At 24Genetics we offer you our personality and talent test. Thanks to it you will be able to know which of your personality traits or different skills you have developed as a result of your genetics and which of them you have developed as a result of your environment and your individual circumstances. 

 

 

Bibliography

1. Tolosa, A. Bases neurogenéticas del comportamiento. Genotipia https://genotipia.com/revista_gm/neurogenetica/.

2. The Big Five Personality Traits [Internet]. [cited 2022 August 3]. Available from: https://www.verywellmind.com/the-big-five-personality-dimensions-2795422

3. Røysamb, E., Nes, R. B., Czajkowski, N. O. & Vassend, O. Genetics, personality and wellbeing. A twin study of traits, facets and life satisfaction. Sci. Rep. 8, 12298 (2018).

4. Sanchez-Roige, S., Gray, J. C., MacKillop, J., Chen, C.-H. & Palmer, A. A. The genetics of human personality. Genes Brain Behav. 17, e12439 (2018).

5. González Ramírez, A. E., Díaz Martínez, A. & Díaz-Anzaldúa, A. La epigenética y los estudios en gemelos en el campo de la psiquiatría. Salud Ment. 31, 229–237 (2008).

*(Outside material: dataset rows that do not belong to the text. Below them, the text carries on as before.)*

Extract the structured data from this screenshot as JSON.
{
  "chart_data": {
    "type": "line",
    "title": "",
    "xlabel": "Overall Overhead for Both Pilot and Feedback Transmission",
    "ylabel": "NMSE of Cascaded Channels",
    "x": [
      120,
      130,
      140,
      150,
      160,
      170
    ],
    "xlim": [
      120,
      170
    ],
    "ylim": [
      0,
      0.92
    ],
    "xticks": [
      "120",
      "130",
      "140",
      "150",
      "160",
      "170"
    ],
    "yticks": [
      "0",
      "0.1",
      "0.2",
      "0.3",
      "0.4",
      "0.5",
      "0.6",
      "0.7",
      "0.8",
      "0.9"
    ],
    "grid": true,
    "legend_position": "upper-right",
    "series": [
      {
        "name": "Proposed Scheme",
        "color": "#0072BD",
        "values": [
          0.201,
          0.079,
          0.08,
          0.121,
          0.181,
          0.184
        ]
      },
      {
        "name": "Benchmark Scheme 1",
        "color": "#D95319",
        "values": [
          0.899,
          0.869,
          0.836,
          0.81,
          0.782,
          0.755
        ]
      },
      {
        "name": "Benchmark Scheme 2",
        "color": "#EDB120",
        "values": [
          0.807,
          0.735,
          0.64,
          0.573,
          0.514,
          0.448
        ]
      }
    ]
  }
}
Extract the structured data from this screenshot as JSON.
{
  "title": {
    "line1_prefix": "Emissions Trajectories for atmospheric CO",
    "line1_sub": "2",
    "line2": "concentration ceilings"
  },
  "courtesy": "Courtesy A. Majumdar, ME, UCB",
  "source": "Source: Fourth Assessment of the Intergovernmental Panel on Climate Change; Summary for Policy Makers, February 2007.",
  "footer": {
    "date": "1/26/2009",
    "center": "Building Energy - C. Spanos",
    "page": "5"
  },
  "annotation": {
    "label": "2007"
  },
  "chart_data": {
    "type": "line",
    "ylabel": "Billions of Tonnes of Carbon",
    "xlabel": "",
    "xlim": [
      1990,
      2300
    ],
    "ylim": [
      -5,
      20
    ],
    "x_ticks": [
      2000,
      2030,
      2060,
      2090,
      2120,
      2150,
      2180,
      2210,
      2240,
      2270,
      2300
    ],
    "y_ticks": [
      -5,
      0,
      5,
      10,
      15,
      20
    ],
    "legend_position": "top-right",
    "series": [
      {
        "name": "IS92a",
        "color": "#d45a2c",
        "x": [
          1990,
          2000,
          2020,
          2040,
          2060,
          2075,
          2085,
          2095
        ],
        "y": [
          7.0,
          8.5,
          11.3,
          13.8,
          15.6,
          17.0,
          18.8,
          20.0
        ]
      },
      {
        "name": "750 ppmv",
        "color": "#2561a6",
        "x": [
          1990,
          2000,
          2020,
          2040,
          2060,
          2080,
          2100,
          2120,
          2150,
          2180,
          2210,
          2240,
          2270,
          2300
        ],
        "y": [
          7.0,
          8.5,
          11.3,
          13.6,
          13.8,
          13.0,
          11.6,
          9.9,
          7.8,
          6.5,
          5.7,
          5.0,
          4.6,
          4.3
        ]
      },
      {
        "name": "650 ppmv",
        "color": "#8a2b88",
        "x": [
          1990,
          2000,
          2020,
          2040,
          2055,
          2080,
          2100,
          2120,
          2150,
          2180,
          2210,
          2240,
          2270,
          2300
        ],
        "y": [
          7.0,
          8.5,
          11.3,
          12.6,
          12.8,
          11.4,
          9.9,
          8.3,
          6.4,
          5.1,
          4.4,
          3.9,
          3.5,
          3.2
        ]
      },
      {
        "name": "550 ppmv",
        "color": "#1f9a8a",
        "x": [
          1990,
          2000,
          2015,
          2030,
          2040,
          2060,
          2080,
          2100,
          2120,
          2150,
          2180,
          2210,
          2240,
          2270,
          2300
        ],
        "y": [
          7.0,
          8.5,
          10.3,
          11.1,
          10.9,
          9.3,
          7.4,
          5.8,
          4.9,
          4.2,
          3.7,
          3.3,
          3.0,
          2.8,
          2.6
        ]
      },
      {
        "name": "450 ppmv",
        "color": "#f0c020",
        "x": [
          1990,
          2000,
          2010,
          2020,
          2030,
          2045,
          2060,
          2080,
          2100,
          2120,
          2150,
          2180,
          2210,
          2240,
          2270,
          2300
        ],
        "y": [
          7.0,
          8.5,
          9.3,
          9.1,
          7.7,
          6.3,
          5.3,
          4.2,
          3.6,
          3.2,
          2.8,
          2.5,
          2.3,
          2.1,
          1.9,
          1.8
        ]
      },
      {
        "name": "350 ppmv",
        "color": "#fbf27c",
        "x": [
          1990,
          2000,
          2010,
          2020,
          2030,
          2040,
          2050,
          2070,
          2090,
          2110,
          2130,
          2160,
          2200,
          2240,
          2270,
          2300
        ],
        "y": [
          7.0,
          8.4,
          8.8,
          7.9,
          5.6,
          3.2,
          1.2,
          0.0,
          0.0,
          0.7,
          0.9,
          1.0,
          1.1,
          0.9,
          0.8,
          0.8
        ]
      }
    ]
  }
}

6. Montag, C., Ebstein, R. P., Jawinski, P. & Markett, S. Molecular genetics in psychology and personality neuroscience: On candidate genes, genome wide scans, and new research strategies. Neurosci. Biobehav. Rev. 118, 163–174 (2020).

7. Hess, C. et al. A functional dopamine-β-hydroxylase gene promoter polymorphism is associated with impulsive personality styles, but not with affective disorders. J. Neural Transm. 116, 121–130 (2009).

8. Bevilacqua, L. & Goldman, D. Genetics of impulsive behaviour. Philos. Trans. R. Soc. B Biol. Sci. 368, 20120380 (2013).

9. Karki, R., Pandya, D., Elston, R. C. & Ferlini, C. Defining “mutation” and “polymorphism” in the era of personal genomics. BMC Med. Genomics 8, 37 (2015).

10. Han, W. et al. Genetic influences on creativity: an exploration of convergent and divergent thinking. PeerJ 6, e5403 (2018).

11. Dick, D. M. Gene-Environment Interaction in Psychological Traits and Disorders. Annu. Rev. Clin. Psychol. 7, 383–409 (2011).